Foram três tentativas até conseguir conhecer João José Aves de Jesus. Este colunista só ia no horário errado: começo da tarde. Penintente não tira cochilo depois do almoço. Sai todo dia cedo da manhã e volta antes do entardecer, para rezar o terço.
A casa estreita e pintada de azul do bairro Tiradentes, em Juazeiro do Norte, no Ceará, estava com porta e janela abertas. Seu João esperava a visita.
"Eu olhava para o sol nascendo. E aí dava aquela vontade de sair. Mas lembrava que você disse que vinha [avisei à esposa dele nas duas vezes em que não o encontrei]. Afinal, compromisso é compromisso", disse.
Foi a primeira lição que ele me deu. A conversa com seu João envolve alguns comentários sábios, muitas referências bíblicas e falas míticas, difíceis de se entender. Tudo isso dito com poucas interrupções:
"Você veio para ouvir, não foi?", disse.
A fala que mais carece de compreensão envolve o ano de 2037. Nos cálculos dele, essa, realmente, é a data do fim do mundo.
"Se não se acabar, é porque Jesus faz e desfaz", ressalva seu João.
Prever o apocalipse é uma crença compartilhada pelo grupo de que ele fez parte. Na virada de 1999 para 2000, havia essa previsão entre os chamados Penitentes Peregrinos Públicos de Juazeiro do Norte.
Inclusive o Fantástico, da Rede Globo, enviou jornalista até aqui, ao Cariri, para acompanhar esse momento — reportagem histórica que foi relembrada no domingo (20), dentro da celebração dos 50 anos do programa.
Seu João afirma que houve um erro naquela data. E explica o cálculo, que tem a ver com a idade de Jesus Cristo. Confesso que entendi apenas que o fim do mundo foi adiado para 2037.
Mas um dos maiores especialistas em penitentes de Juazeiro do Norte também não entendeu.
"Antes, ele falava em 2025. Agora está em 2037", afirma o professor Roberto Viana de Oliveira Filho, que é diretor de patrimônio histórico da Secretaria de Cultura de Juazeiro do Norte, autor de dissertação sobre o tema.
Oliveira Filho diz que seu João é o último dos penitentes do bairro Tiradentes, de Juazeiro do Norte. O grupo foi criado na década de 1970 pelo romeiro José Aves de Jesus, que veio de Caruaru (PE), cumprindo um pedido que ele dizia ter sido feito pelo próprio Padre Cícero, surgido em revelação.
A comunidade, que teria chegado a cerca de 100 membros, está quase extinta. Os mais velhos morreram. Os mais jovens desistiram por causa da rigidez. Ficou seu João, o único remanescente da formação original.

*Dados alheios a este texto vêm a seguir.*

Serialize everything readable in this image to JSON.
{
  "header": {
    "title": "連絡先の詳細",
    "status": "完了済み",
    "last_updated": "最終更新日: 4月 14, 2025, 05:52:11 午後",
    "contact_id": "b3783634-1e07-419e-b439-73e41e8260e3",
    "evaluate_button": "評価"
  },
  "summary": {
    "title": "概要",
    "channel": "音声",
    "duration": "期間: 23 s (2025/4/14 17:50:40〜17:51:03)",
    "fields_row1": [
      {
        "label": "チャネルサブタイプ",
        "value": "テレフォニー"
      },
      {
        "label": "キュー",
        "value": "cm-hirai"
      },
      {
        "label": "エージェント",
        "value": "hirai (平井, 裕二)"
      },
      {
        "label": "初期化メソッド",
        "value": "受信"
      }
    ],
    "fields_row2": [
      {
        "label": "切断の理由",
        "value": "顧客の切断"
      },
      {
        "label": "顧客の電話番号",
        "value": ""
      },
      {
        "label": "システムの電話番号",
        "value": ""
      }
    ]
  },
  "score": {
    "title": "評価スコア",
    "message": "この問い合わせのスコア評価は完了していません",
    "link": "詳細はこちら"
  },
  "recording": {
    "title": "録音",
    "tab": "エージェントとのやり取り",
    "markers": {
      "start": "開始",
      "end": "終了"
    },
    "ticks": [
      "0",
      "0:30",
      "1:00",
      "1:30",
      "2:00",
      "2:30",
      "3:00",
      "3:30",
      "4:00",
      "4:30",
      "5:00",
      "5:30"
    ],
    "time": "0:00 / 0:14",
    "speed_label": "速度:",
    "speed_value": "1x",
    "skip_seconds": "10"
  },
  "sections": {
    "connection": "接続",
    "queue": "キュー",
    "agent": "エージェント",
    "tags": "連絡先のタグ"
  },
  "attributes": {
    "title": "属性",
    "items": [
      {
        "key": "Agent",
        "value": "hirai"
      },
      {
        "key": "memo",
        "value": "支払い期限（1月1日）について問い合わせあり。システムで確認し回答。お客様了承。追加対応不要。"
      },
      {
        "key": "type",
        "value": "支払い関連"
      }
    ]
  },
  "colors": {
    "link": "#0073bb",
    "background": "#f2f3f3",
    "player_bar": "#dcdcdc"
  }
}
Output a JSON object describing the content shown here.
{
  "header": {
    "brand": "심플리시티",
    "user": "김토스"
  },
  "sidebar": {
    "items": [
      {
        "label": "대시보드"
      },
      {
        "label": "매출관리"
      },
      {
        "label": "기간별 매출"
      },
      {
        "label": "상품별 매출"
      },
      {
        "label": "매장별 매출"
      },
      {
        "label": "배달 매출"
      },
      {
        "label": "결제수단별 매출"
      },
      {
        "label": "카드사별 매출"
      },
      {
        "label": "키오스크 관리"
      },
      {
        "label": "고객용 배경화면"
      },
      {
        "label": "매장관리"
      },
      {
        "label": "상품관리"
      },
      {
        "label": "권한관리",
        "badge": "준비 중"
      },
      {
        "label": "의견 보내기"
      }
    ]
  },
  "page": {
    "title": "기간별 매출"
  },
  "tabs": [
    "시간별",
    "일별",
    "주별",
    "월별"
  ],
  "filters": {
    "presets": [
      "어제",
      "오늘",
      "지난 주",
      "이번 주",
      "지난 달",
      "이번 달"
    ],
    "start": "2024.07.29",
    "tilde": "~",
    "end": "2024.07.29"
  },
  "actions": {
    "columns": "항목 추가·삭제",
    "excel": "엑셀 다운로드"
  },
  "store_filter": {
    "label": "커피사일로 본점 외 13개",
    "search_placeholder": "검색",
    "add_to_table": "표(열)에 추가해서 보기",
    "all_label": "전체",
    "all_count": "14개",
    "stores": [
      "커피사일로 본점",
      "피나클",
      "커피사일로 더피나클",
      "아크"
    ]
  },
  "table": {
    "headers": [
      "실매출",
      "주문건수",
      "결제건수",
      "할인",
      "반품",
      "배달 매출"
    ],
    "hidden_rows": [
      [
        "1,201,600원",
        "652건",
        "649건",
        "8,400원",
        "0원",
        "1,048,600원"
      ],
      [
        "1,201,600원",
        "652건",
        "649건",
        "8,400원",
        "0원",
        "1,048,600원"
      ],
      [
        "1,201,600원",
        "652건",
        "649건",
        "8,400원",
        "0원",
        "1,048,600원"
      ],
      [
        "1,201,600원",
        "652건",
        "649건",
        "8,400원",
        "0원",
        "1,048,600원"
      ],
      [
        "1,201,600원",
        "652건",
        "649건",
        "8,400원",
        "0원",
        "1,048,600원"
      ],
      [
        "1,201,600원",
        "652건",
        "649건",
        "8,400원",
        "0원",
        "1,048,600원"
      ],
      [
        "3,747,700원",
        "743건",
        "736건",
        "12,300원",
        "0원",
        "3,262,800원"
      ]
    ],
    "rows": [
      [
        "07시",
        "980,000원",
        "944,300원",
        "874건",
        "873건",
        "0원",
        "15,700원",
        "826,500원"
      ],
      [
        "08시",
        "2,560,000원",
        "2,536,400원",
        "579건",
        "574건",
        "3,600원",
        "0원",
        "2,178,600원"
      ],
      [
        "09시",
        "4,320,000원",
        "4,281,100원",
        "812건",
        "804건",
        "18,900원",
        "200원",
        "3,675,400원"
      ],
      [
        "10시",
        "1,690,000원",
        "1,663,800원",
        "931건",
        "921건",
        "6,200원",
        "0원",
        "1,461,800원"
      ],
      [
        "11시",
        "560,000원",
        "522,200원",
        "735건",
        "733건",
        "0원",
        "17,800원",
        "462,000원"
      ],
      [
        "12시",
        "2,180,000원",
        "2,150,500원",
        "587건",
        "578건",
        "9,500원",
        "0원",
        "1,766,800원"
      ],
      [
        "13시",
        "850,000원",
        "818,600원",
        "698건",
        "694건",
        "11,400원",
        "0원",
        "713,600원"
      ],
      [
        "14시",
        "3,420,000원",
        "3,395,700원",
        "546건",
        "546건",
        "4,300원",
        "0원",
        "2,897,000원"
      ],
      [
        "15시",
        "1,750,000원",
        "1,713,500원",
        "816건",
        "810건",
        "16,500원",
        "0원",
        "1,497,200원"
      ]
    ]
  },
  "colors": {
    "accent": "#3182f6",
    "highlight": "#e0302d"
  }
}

"O principal motivo da divisão entre eles é que o seu João defendia que o livro 'Missão Abreviada' deveria ser lido por todos. Já o fundador afirmava que apenas os membros do grupo deveriam ler", explica o professor.
A 'Missão Abreviada' é um livro do século XIX escrito por um padre português com o objetivo de abordar a importância da pregação itinerante.
Catolicismo popular
Durante o período de maior rigidez social entre os membros, havia atos que precisavam ser praticados como forma de penitência, para expressar a "morte para as coisas do mundo".
Os penitentes não tinham emprego formal, não tinham carteira de identidade e tinham que viver da mendicância. Além disso, homens e mulheres chamavam-se de Josés e Marias Aves de Jesus. O termo "ave" vem da própria saudação da oração "Ave Maria".
O professor explica que existe uma identidade penitente que pode ser vista em outras comunidades nordestinas.
"A penitência é um sacramento católico. A identidade penitente você encontra em várias partes do Nordeste. Em Santa Brígida, na Bahia, existem os penitentes de São Gonçalo, que têm como penitência a dança votiva. Aqui em Barbalha, existem os penitentes das Cabeceiras, que fazem o autoflagelo", explica o professor.
Para eles, a missão maior é caminhar para pregar o evangelho.
"O primeiro penitente foi Jesus Cristo. E Ele fez em Pedro outro penitente", afirma seu João.
Mesmo sozinho, seu João segue pelas ruas do Cariri, com sua veste e bandeirola nas cores em homenagem ao manto de Maria.
"Pregar a todas as criaturas, do nascente ao poente, do sul ao norte", diz o último penitente da terra do Padre Cícero.